Trapp hasn't been traded to just another MLS team, he's been thrown into the league's ultimate Petri dish, that of an expansion side that is trying to find its way in a league that now sports 26 teams. Granted, it's a well-financed Petri dish, and the recent success of Atlanta United and LAFC in their inaugural seasons has put aside the notion that expansion teams can't win right away. But with two weeks to go until the start of the campaign, there are a lot of unknowns surrounding Miami. The imminent signing of Mexico international Rodolfo Pizarro would be a huge boost, but the loss of Designated Player Julian Carranza to a foot injury will sideline him for upward of 12 weeks. The weight of responsibility on Trapp, as well as veterans Luis Robles and A.J. DeLaGarza, just got a bit heavier.
The South Florida vibe figures to be demonstrably different, for sure, but Trapp isn't looking at that as a negative. In fact, it's provided precisely the energy boost he was hoping to feel when he agreed to make the move south. He's being pushed in all manner of ways.

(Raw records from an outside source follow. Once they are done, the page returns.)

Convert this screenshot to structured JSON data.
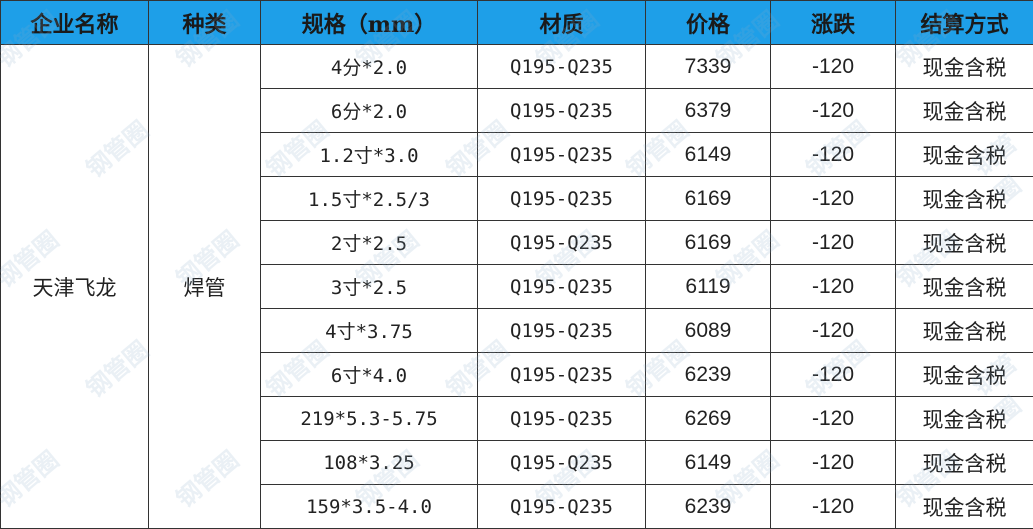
{
  "watermark": "钢管圈",
  "table": {
    "header": [
      "企业名称",
      "种类",
      "规格（mm）",
      "材质",
      "价格",
      "涨跌",
      "结算方式"
    ],
    "company": "天津飞龙",
    "kind": "焊管",
    "rows": [
      [
        "4分*2.0",
        "Q195-Q235",
        7339,
        -120,
        "现金含税"
      ],
      [
        "6分*2.0",
        "Q195-Q235",
        6379,
        -120,
        "现金含税"
      ],
      [
        "1.2寸*3.0",
        "Q195-Q235",
        6149,
        -120,
        "现金含税"
      ],
      [
        "1.5寸*2.5/3",
        "Q195-Q235",
        6169,
        -120,
        "现金含税"
      ],
      [
        "2寸*2.5",
        "Q195-Q235",
        6169,
        -120,
        "现金含税"
      ],
      [
        "3寸*2.5",
        "Q195-Q235",
        6119,
        -120,
        "现金含税"
      ],
      [
        "4寸*3.75",
        "Q195-Q235",
        6089,
        -120,
        "现金含税"
      ],
      [
        "6寸*4.0",
        "Q195-Q235",
        6239,
        -120,
        "现金含税"
      ],
      [
        "219*5.3-5.75",
        "Q195-Q235",
        6269,
        -120,
        "现金含税"
      ],
      [
        "108*3.25",
        "Q195-Q235",
        6149,
        -120,
        "现金含税"
      ],
      [
        "159*3.5-4.0",
        "Q195-Q235",
        6239,
        -120,
        "现金含税"
      ]
    ]
  }
}
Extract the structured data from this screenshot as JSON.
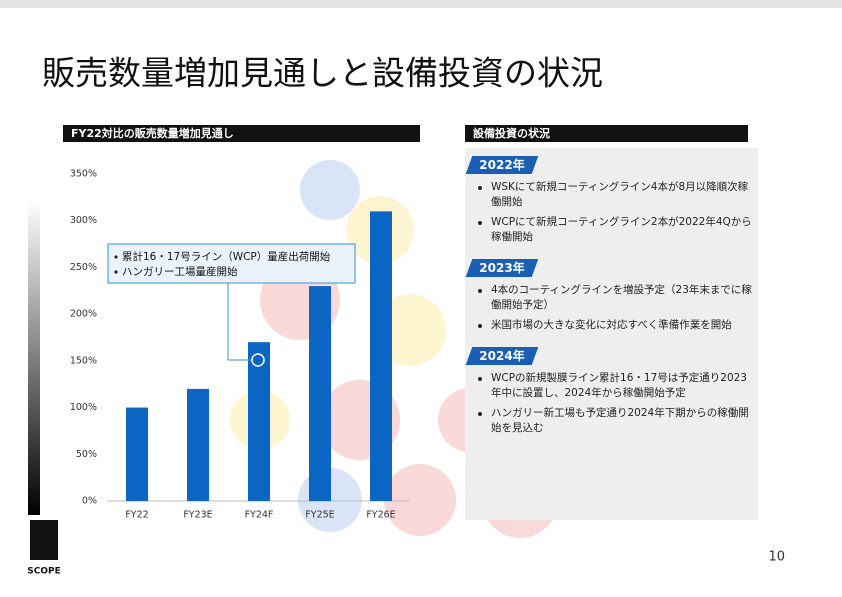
{
  "title": "販売数量増加見通しと設備投資の状況",
  "chart_data": {
    "type": "bar",
    "title": "FY22対比の販売数量増加見通し",
    "categories": [
      "FY22",
      "FY23E",
      "FY24F",
      "FY25E",
      "FY26E"
    ],
    "values": [
      100,
      120,
      170,
      230,
      310
    ],
    "color": "#0a66c2",
    "ylim": [
      0,
      350
    ],
    "yticks": [
      {
        "value": 0,
        "label": "0%"
      },
      {
        "value": 50,
        "label": "50%"
      },
      {
        "value": 100,
        "label": "100%"
      },
      {
        "value": 150,
        "label": "150%"
      },
      {
        "value": 200,
        "label": "200%"
      },
      {
        "value": 250,
        "label": "250%"
      },
      {
        "value": 300,
        "label": "300%"
      },
      {
        "value": 350,
        "label": "350%"
      }
    ],
    "annotation": [
      "累計16・17号ライン（WCP）量産出荷開始",
      "ハンガリー工場量産開始"
    ]
  },
  "panel": {
    "title": "設備投資の状況",
    "sections": [
      {
        "year": "2022年",
        "items": [
          "WSKにて新規コーティングライン4本が8月以降順次稼働開始",
          "WCPにて新規コーティングライン2本が2022年4Qから稼働開始"
        ]
      },
      {
        "year": "2023年",
        "items": [
          "4本のコーティングラインを増設予定（23年末までに稼働開始予定）",
          "米国市場の大きな変化に対応すべく準備作業を開始"
        ]
      },
      {
        "year": "2024年",
        "items": [
          "WCPの新規製膜ライン累計16・17号は予定通り2023年中に設置し、2024年から稼働開始予定",
          "ハンガリー新工場も予定通り2024年下期からの稼働開始を見込む"
        ]
      }
    ]
  },
  "logo": "SCOPE",
  "page_number": "10"
}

"There's Spanish spoken here and then translated, so you're learning new things every single day," he said. "I think as a player you want to be growing and feel like that. That freshness and newness to continue to grow."
It helps that Trapp has found something of a kindred spirit in Miami manager Diego Alonso. Both men have something to prove. The U.S. midfielder is keen to show he can excel outside of his Ohio bubble, while Alonso is eager to move past his disappointing spell at Liga MX side Monterrey. There's also a stylistic fit in that Alonso values possession with quick combinations.

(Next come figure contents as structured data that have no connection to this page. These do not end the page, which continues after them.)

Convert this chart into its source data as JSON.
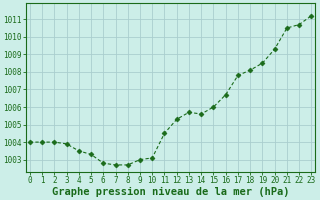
{
  "x": [
    0,
    1,
    2,
    3,
    4,
    5,
    6,
    7,
    8,
    9,
    10,
    11,
    12,
    13,
    14,
    15,
    16,
    17,
    18,
    19,
    20,
    21,
    22,
    23
  ],
  "y": [
    1004.0,
    1004.0,
    1004.0,
    1003.9,
    1003.5,
    1003.3,
    1002.8,
    1002.7,
    1002.7,
    1003.0,
    1003.1,
    1004.5,
    1005.3,
    1005.7,
    1005.6,
    1006.0,
    1006.7,
    1007.8,
    1008.1,
    1008.5,
    1009.3,
    1010.5,
    1010.7,
    1011.2
  ],
  "line_color": "#1a6b1a",
  "marker": "D",
  "marker_size": 2.5,
  "bg_color": "#cceee8",
  "grid_color": "#aacece",
  "xlabel": "Graphe pression niveau de la mer (hPa)",
  "xlabel_fontsize": 7.5,
  "ylabel_ticks": [
    1003,
    1004,
    1005,
    1006,
    1007,
    1008,
    1009,
    1010,
    1011
  ],
  "ylim": [
    1002.3,
    1011.9
  ],
  "xlim": [
    -0.3,
    23.3
  ],
  "xtick_labels": [
    "0",
    "1",
    "2",
    "3",
    "4",
    "5",
    "6",
    "7",
    "8",
    "9",
    "10",
    "11",
    "12",
    "13",
    "14",
    "15",
    "16",
    "17",
    "18",
    "19",
    "20",
    "21",
    "22",
    "23"
  ],
  "tick_fontsize": 5.5
}
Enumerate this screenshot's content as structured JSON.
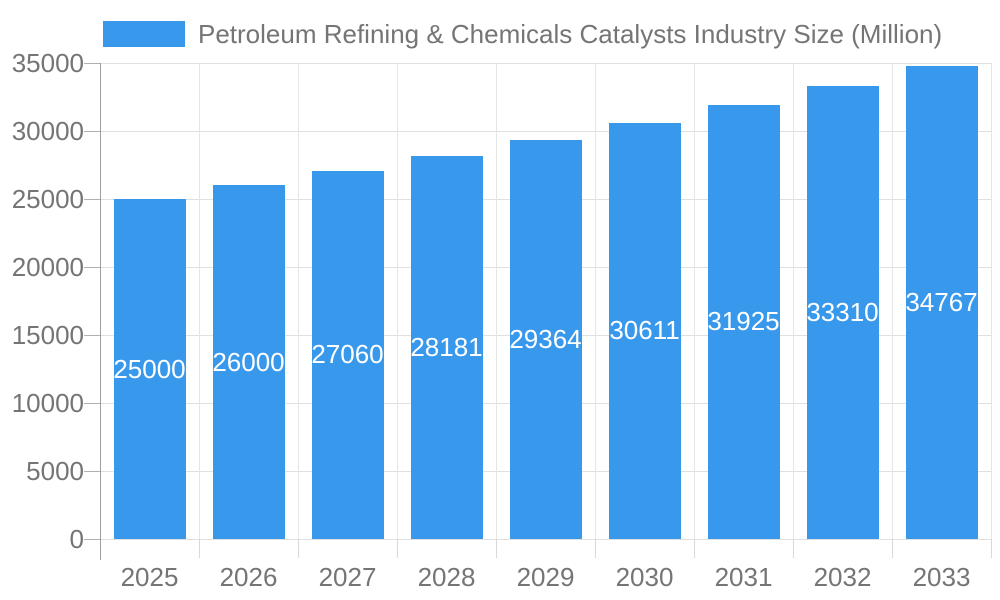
{
  "chart_data": {
    "type": "bar",
    "title": "Petroleum Refining & Chemicals Catalysts Industry Size (Million)",
    "categories": [
      "2025",
      "2026",
      "2027",
      "2028",
      "2029",
      "2030",
      "2031",
      "2032",
      "2033"
    ],
    "values": [
      25000,
      26000,
      27060,
      28181,
      29364,
      30611,
      31925,
      33310,
      34767
    ],
    "value_labels": [
      "25000",
      "26000",
      "27060",
      "28181",
      "29364",
      "30611",
      "31925",
      "33310",
      "34767"
    ],
    "ytick_labels": [
      "0",
      "5000",
      "10000",
      "15000",
      "20000",
      "25000",
      "30000",
      "35000"
    ],
    "xlabel": "",
    "ylabel": "",
    "ylim": [
      0,
      35000
    ],
    "ytick_step": 5000,
    "grid": true,
    "legend_position": "top-left",
    "colors": {
      "bar": "#3898EC",
      "value_label_text": "#ffffff",
      "axis_text": "#757575",
      "gridline_h": "#e0e0e0",
      "gridline_v": "#e6e6e6",
      "axis_line": "#9e9e9e",
      "y_tick": "#b0b0b0",
      "x_tick": "#d9d9d9",
      "background": "#ffffff"
    }
  }
}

"You feel like you're connecting back to what you love again a little bit," said Trapp about the early training sessions under Alonso. "His energy and passion for the game is contagious. He has this just glowing ability to bring people together that love to play football, that love to combine and make passes and press and have intensity. It's infectious."
At 27, Trapp knows his skill set is basically who he is as a player. He's not going to turn into a midfield destroyer who delivers crunching tackles. He feels that to do so would be not only a waste of time, but dampen the skills that he does possess.
"If you're always trying to chase the white rabbit of some new skill acquisition, you end up not focusing on the things that you're actually good at," he said. "It's about just understanding what those qualities are, and then sharpening them to be as good as possible in those strengths."
Don't expect LAFC or Atlanta-level success from Inter Miami
Sebi Salazar, Herculez Gomez and Alejandro Moreno pump the brakes on Inter Miami's expectations this season.
Trapp hasn't given up on his European dream just yet. His contract is up at the end of the year, the Greek passport still in his back pocket, but he also sounds like a player willing to give Miami a go and see where it leads.
His focus is on establishing chemistry with his new teammates -- a critical piece for an expansion team -- with off-field activities meaning almost as much as those on. A sterling rendition of the Blackstreet's "No Diggity" did plenty to endear Trapp to his teammates. The team even organized an outing to watch the Super Bowl at a nearby bowling alley, the better to get guys out of their hotel rooms and spend time with each other.
"You have guys joking, guys laughing and enjoying their time together not only as teammates, but just as people," he said. "I thought that was special, those types of moments are really important."
Trapp's bonds with his former home will never really be broken, and it's not as if Ohio is on the other side of the world. But now he's is eager to create some new ties that bind.